Court’s discussion of Redmond v. Kingston, 240 F.3d 590 (7th Cir. 2001), the application of which largely dictates the result here, is too lengthy to be recited in any detail, except to say that Sussman is an important elucidation of an already-important rape shield case. Undertaking an exhaustive analysis of the facts (the pdf opinion file is 74 pages long), the court essentially discerns that the false allegations were crucial to the defense and that whatever interests the State had in limiting this line of inquiry were trivial in comparison. And yet, one omission stands out – Redmond‘s recognition that a false allegation stands outside rape shield strictures isn’t acknowledged by the court here, 240 F.3d at 592:

And thus the court’s ruling, though ostensibly based on the rape-shield statute, derives no support from that statute. The statute protects complaining witnesses in rape cases (including statutory-rape cases) from being questioned about their sexual conduct, but a false charge of rape is not sexual conduct. … See Wis. Stat. § 972.11(2)(a) (defining such conduct); cf. United States v. Bartlett, 856 F.2d 1071, 1088 (8th Cir.1988); United States v. Stamper, supra, 766 F.Supp. at 1399 and n. 2. The false-charge “exception” to the rape-shield statute is not really an exception, but rather a reminder of the limited meaning of “sexual conduct” as defined in the statute. …

Also: State v. Baker, 679 N.W.2d 7, 10 (Iowa 2004) (“Virtually all cases considering the issue have found that false claims of prior sexual conduct do not fall within the coverage of rape-shield laws”; collecting cases). Had Sussman pressed this particular point, the court might have simply found a straightforward confrontation violation, as it did in Redmond, but there is simply no way to know. Safest bet is to comply with procedural hurdles, even if they arguably don’t apply. The procedural wrinkle here: although trial counsel gamely sought to cross-examine on the false allegations, he neglected to seek permission to do so through a pretrial motion, as is required of rape shield issues per §§ 971.31 and 972.11. His cross-examination was thwarted on that procedural basis and postconviction litigation assumed that counsel’s failure to file a pretrial motion worked a procedural default of the issue. The confrontation objection therefore was litigated as a matter of ineffective assistance of counsel. But Redmond suggests real reason to doubt necessity for a pretrial motion; the Sussman court doesn’t take up that cause but then again, neither did Sussman. Given trial counel’s Machner hearing testimony “that he simply forgot that Wisconsin law requires that there be a pretrial determination of the admissibility of prior false allegations of sexual abuse,” the court swiftly concludes that his performance was deficient, and proceeds to the controverted issue of prejudice (slip op., p. 49). In other words, the issue is formally resolved through the prism of ineffective assistance with the focus on prejudice, rather than on harmless error resulting from a non-defaulted confrontation objection. The court ultimately concludes that the defense inability to adduce crucial, non-cumulative evidence was prejudicial. Indeed, the court takes up a separate impairment on Sussman’s right of cross-examination and, though expressing doubt that it alone would have supported relief, determines that it had its own cumulative impact, which fortifies the conclusion of prejudice.

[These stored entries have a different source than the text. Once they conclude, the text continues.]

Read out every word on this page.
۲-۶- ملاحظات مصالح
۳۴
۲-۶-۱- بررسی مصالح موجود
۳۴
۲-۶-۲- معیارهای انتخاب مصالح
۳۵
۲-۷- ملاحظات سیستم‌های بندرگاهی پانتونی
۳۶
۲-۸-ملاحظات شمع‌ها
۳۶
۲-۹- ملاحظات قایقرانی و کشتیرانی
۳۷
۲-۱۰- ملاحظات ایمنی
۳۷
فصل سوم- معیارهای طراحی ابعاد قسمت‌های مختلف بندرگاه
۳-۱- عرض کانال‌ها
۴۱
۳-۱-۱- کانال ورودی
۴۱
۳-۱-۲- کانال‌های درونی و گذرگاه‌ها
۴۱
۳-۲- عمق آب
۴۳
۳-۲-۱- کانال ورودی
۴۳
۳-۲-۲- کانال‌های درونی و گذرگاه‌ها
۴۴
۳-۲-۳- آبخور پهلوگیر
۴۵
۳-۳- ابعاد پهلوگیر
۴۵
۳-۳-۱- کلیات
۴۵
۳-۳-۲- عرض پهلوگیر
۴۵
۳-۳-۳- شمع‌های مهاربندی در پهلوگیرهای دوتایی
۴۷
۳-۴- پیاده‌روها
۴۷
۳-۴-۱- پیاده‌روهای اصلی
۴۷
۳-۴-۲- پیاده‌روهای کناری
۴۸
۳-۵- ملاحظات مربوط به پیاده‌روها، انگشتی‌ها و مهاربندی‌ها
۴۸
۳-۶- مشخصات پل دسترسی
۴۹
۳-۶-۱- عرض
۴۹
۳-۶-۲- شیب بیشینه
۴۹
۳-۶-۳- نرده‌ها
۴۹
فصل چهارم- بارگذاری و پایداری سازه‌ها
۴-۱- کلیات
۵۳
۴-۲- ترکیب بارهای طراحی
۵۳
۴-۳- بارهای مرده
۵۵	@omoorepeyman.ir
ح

Along the way, the court makes this observation, which may be of recurrent value with respect to AEDPA review of an IAC claim:

However, if a state court does not reach either the issue of performance or prejudice on the merits, then “federal review of this issue ‘is not circumscribed by a state court conclusion,’ and our review is de novo.” Toliver v. McCaughtry, 539 F.3d 766, 775 (7th Cir. 2008) (quoting Wiggins v. Smith, 539 U.S. 510, 534 (2003)).